Sunday, December 21, 2008

Little Red Hen


I'm sure most of you are familiar with the story of the Little Red Hen, who finds the grain of wheat and plants, waters, weeds, reaps, grinds, bakes, etc. until she has a loaf of bread - and nobody is willing to help her until it comes times to eat the fresh-baked bread. At which point she selfishly keeps it all for herself and her chicks!


I have to admit that there are definitely times I feel like that little red hen. I'm the one who goes to work to earn the money to buy our food. I'm the one who does the menu planning on what we should make. I'm the one who does the grocery shopping. I'm the one who actually fixes the food, which is eagerly devoured by the rest of the family. I am then the one who does the dishes so that we have clean plates and bowls to eat our food off of.

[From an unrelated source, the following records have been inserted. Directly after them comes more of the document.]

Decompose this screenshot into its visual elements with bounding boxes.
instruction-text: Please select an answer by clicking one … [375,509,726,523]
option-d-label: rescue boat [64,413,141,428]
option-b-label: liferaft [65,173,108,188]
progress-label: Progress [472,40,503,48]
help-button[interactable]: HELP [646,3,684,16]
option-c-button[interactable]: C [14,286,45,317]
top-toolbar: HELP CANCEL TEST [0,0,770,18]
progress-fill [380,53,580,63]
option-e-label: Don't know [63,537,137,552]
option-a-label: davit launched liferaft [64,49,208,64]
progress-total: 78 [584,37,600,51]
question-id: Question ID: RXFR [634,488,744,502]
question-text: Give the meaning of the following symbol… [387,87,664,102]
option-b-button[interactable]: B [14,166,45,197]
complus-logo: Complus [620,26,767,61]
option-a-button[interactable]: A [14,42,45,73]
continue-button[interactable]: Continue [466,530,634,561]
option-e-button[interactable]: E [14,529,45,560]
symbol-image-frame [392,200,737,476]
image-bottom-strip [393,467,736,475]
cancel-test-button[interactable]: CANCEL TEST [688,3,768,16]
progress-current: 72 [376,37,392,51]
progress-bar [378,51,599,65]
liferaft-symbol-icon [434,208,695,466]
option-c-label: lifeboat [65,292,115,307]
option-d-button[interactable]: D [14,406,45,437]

The minimal amount of help that I get is that Bill will put the leftover food away (most of the time), and Tim will empty the dishwasher (some of the time). Needless to say, I get a bit grumpy about this occasionally, and feel that I am doing most of the work.

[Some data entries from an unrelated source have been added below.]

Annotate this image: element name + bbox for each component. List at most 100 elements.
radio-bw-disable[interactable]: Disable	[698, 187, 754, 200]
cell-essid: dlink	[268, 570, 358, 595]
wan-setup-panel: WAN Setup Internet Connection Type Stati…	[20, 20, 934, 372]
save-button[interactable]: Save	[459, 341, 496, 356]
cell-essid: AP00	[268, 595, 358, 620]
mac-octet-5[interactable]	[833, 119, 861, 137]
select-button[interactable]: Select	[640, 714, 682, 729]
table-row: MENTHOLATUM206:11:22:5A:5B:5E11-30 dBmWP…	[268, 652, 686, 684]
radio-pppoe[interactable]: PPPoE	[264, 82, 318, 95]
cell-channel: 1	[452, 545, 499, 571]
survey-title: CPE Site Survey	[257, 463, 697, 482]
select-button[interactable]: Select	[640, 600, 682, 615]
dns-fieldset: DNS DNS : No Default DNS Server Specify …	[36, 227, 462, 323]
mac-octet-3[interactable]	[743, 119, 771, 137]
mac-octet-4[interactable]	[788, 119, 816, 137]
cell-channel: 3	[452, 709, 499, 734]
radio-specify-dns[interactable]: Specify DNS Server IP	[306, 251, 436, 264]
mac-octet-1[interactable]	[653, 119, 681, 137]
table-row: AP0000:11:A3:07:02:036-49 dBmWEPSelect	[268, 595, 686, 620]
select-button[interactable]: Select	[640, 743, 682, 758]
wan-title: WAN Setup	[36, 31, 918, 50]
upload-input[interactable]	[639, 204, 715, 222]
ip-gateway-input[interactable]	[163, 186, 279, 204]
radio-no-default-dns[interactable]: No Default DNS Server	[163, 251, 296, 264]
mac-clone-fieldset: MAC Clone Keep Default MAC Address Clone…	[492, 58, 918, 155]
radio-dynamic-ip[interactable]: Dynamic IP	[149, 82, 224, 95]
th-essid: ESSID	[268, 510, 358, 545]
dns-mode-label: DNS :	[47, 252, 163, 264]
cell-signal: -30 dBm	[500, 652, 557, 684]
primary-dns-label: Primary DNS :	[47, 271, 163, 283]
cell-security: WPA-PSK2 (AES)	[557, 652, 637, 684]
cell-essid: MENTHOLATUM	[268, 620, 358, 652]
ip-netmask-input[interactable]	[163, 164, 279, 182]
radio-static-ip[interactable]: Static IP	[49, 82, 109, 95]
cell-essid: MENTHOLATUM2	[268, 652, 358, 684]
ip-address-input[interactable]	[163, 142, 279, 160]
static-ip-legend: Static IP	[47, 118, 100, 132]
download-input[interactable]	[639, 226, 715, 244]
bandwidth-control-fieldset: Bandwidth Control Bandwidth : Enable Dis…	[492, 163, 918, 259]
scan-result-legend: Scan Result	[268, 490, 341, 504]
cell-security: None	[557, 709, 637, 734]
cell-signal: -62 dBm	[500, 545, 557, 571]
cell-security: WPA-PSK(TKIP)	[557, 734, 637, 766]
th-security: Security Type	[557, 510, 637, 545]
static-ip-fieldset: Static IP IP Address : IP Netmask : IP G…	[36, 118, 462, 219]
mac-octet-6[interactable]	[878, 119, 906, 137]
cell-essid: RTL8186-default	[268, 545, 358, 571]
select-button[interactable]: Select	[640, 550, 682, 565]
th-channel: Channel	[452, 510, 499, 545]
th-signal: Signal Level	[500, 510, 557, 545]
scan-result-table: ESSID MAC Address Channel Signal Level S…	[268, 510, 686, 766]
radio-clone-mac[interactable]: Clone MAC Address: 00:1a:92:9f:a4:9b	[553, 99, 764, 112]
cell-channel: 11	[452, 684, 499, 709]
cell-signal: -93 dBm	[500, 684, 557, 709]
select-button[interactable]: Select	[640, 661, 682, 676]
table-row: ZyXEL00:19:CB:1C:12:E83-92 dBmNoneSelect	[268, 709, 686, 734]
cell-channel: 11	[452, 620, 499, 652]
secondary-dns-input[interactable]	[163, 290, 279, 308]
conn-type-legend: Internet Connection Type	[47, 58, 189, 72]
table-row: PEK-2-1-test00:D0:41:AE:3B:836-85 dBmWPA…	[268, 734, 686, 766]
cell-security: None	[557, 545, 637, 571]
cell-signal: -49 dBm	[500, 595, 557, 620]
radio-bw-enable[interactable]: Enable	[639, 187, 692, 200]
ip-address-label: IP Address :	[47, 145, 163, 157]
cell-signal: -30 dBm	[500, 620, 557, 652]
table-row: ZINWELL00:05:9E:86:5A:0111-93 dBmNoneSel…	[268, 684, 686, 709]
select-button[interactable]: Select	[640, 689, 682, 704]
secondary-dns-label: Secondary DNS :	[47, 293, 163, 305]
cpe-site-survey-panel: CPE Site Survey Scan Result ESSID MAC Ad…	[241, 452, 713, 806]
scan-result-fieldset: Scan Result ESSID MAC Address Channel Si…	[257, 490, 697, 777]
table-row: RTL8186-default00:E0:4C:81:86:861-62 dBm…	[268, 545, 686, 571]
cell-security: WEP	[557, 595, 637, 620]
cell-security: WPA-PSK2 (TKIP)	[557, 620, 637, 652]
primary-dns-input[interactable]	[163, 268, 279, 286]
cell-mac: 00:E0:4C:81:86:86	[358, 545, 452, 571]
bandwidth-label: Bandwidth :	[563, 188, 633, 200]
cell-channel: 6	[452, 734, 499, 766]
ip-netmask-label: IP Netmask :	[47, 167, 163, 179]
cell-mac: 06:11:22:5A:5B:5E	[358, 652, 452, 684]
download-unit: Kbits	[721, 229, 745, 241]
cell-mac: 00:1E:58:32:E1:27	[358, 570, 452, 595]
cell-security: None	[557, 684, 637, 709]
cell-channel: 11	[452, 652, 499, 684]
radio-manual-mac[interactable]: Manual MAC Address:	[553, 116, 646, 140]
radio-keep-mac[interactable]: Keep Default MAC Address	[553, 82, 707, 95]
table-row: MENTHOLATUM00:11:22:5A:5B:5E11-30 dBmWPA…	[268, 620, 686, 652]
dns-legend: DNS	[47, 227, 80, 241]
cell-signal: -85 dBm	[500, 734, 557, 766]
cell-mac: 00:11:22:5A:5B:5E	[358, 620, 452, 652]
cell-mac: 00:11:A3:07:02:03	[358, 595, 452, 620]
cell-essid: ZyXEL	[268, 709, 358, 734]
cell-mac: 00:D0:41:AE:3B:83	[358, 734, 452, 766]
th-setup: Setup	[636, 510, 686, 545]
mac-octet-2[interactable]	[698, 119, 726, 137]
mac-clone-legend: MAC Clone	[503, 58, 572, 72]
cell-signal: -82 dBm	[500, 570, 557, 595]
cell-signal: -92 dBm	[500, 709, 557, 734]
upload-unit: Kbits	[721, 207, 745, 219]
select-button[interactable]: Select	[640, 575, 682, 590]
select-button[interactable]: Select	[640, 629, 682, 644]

However, as I have discovered in the past, being grumpy doesn't change anything. The rest of the family puts up with my grumpiness and apologizes for their slothfullness (with sheepish grins), but nothing changes. I have tried going on strike, but it doesn't work. The dishes just pile up to such mammoth heights that it takes 3-4 loads to get them washed. Every bit of edible food that doesn't actually need fixing is devoured. People can live a long time off of peanut-butter sandwiches, potato chips and cereal. Not to mention ice cream!


So, when I find myself being ill-used and put upon, I now turn to the Savior as an example. After all, what did he preach? Service to others. Therefore when I 'serve' my family, I am also serving the Lord. This puts things in a different light, and makes life much more tolerable for me. Not that I can always cling to this rosy view of things. When I have put in several hours of overtime, and am really tired, it is hard not to feel upset when I view the stacks of unwashed (and not even rinsed) dishes. But most of the time it helps me to feel more cheerful about my role as a 'mother hen'.

1 comment:

Maleen said...

Amen, amen, amen. I was just thinking about this the other day. We had a family home evening where I gave the example of a rope tug-of-war. I said that when it was just me and a couple of kids, I could still win the battle, but with so many now—I have to have help. This was our first week of tackling chores together. It went pretty well. It is still a lot of work for me. I still have trouble holding on to the rosy disposition as well, but I found this hymn helped. It is Hymn #191 Behold the Great Redeemer Die. The third verse says:
Although in agony he hung, no murm'ring word escaped his tongue. His high commission to fulfill, His high commission to fulfill, He magnified his Father's will.

If he can do those things, I can try to bear my much lighter burdens without complaining. And after all, I am trying to fulfill my commission to be a mother. That is the best way I can magnify the Father's will.